Quem chega? Esta é uma pergunta para que, quem chegou sem se apresentar, se apresente. É o Zeca Chapéu grande? Santa Rita Pescadeira? Cosme? Damião? Bibiana? Belonísia? Tal pergunta se faz necessária na atualidade, posto que algumas candidatas ou candidatos à análise atropelam a apresentação de si, excluindo, por vezes, até mesmo o nome próprio. Se o eu é muitos, excluir uma de suas facetas é uma operação mutilante.
A pergunta quem chega? implica a falante naquilo que fala e nos informa de uma incorporação, a de que somos, numa analogia à expressão cavalos de santo, cavalos da linguagem; somos incorporados e manifestados por ela. Falando nisso, prazer, Vanessa Felix, psicanalista amefricana, falante no mundo dos vivos, a falar como consigo, com o acréscimo de, na maioria das vezes, uma sensação de estar de fora. E aqui já se abre uma questão. Fora de onde? Do quê? Da linguagem? Temos visto que não há possibilidade de habitar o fora da linguagem. Porém, a angústia de estar de fora algo nos diz. A angústia como sendo o afeto que não engana, diz “tem algo de teu aí”.
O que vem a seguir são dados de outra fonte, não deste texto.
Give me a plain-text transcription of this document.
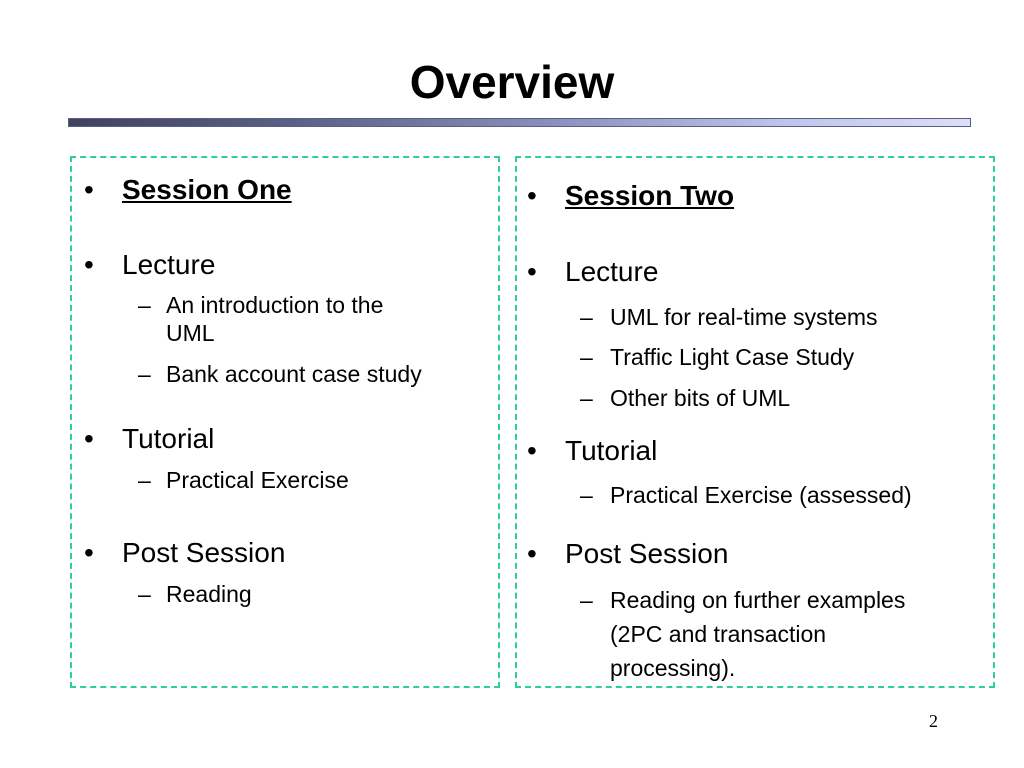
Overview
• Session One
• Lecture
– An introduction to the
UML
– Bank account case study
• Tutorial
– Practical Exercise
• Post Session
– Reading
• Session Two
• Lecture
– UML for real-time systems
– Traffic Light Case Study
– Other bits of UML
• Tutorial
– Practical Exercise (assessed)
• Post Session
– Reading on further examples
(2PC and transaction
processing).
2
“Falem como conseguirem!”, foi a intervenção pública necessária da psicanalista Eliane Marques (comunicação pessoal, 2023) para que se atenuassem em mim certas “lutas intestinais” das quais fala Fanon, quando a negra, o negro, precisa, estando fora de casa, “confirmar seu ‘ser diante de um outro [...] ’” (Fanon in Debieux; Faustino, p. 12, 2023). Como falar, o que falar diante deste outro? Se eu falar, o que o outro vai achar? E se este outro for branco? E se for negro? Então, é como se Eliane tivesse dito: não há ser falante, negro, branco, indígena, fora da linguagem, portanto, o que resta é falar como conseguimos.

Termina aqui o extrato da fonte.